Il ne reste plus vestige en ce moment des mésintelligences qui sous Espartero avaient éclaté entre le gouvernement de la reine et le saint-siège ; le chef politique de Madrid, don Antonio Benavidès, a récemment présidé lui-même à la réinstallation du tribunal de la rote : tous les malentendus, toutes les récriminations ont cessé. Quelques journaux de France et d’Angleterre se sont alarmés de la restauration de ce tribunal ecclésiastique ; il s’en est fallu de fort peu qu’ils n’y aient vu le prélude de l’établissement de l’inquisition. C’est là une question qui dans la Péninsule soulève un intérêt immense, et M. Romo l’a posée de manière à dissiper toutes les craintes. Sous Innocent III, le pape seul gouvernait l’Espagne, le pape seul réglait les affaires ecclésiastiques ; or, comme le clergé possédait les trois quarts du territoire, presque toutes les affaires aboutissaient à Rome, presque tout se tranchait au Vatican. Après bien des négociations, bien des luttes diplomatiques, Charles-Quint s’attribua le droit de présenter les évêques à la nomination du saint-siège, et l’on considéra comme une très grande faveur que sur tous les autres points cette exorbitante juridiction du pape consentît, pour ainsi dire, à se fixer en Espagne. Alors s’établit ce fameux tribunal de la rote dont tous les membres étaient nommés par le légat.

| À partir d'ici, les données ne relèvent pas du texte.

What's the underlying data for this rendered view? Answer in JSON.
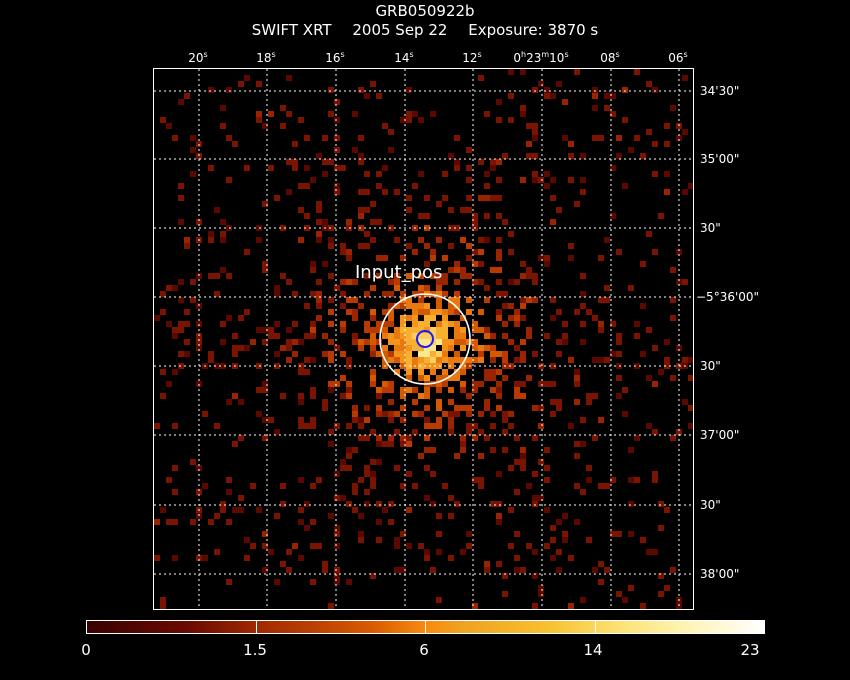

Imbu des idées gallicanes, Philippe V le supprima dès les premiers jours de son règne : à force de brefs et d’encycliques, la cour de Rome détermina le petit-fils de Louis XIV à rapporter le décret d’abolition ; mais, à dater de cette époque, le tribunal de la rote ne fut plus admis à connaître que de certains cas de conscience et des difficultés qui peuvent s’élever sur les points de foi et sur les dogmes. Quelles appréhensions sérieuses pourrait-il aujourd’hui inspirer ?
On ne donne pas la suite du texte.